From the span of January to August of this year, Poland has totaled 147.7 billion Euros of exports and €141.4 billion Euros of imports for a surplus of 6.3 billion Euros. This upward trajectory indicates this year will likely best the prior year end total of a 1.2 billion Euro surplus. This significant success is due in part to exports to Germany and the Czech Republic, the country’s two leading importers. Poland’s foreign trade turnover is down compared to the same period last year. However, it has seen a steeper decline of imports of (7.4% YoY) against its exports (3.2% YoY).

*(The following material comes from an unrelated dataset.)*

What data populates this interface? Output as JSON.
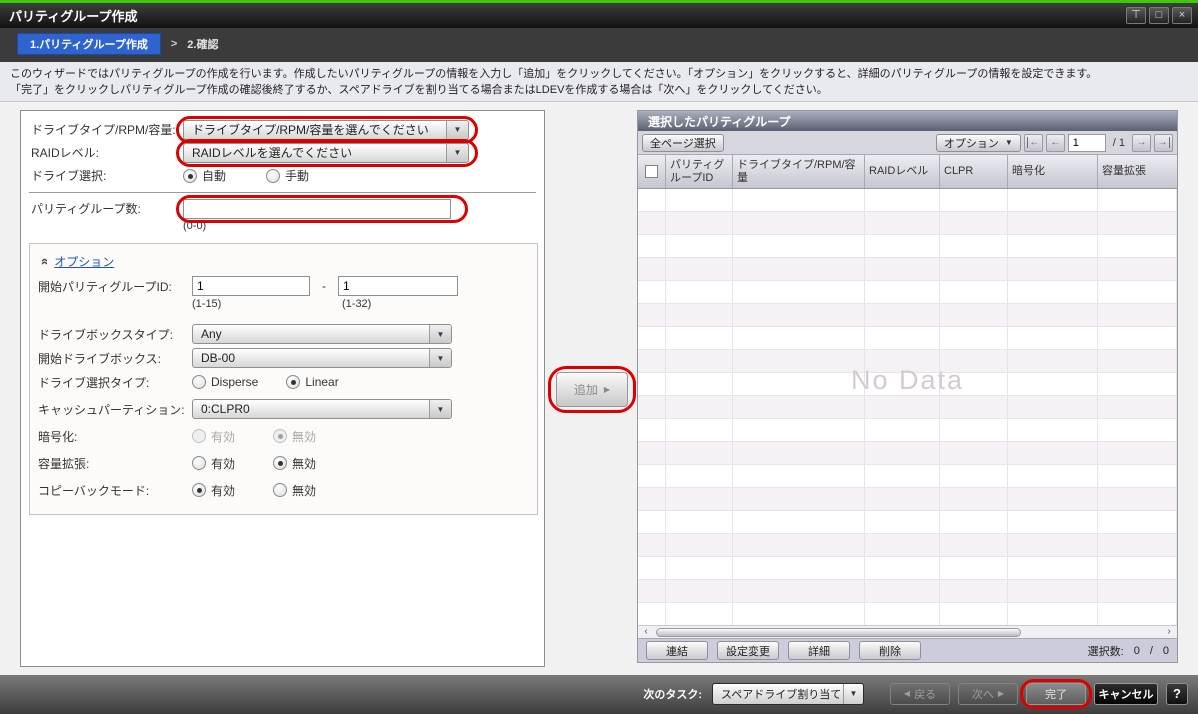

This has allowed for the growth in net exports.
Even with the economic disruptions from the current pandemic, Poland’s Prime Minister Mateusz Morawiecki has expressed that “Poland needed to restore trade relations with the European Union as quickly as possible” and “that we’re [Poland] managing risk in the right way.” It seems evident that Poland will continue to push for foreign trade which should benefit the country’s macroeconomic conditions.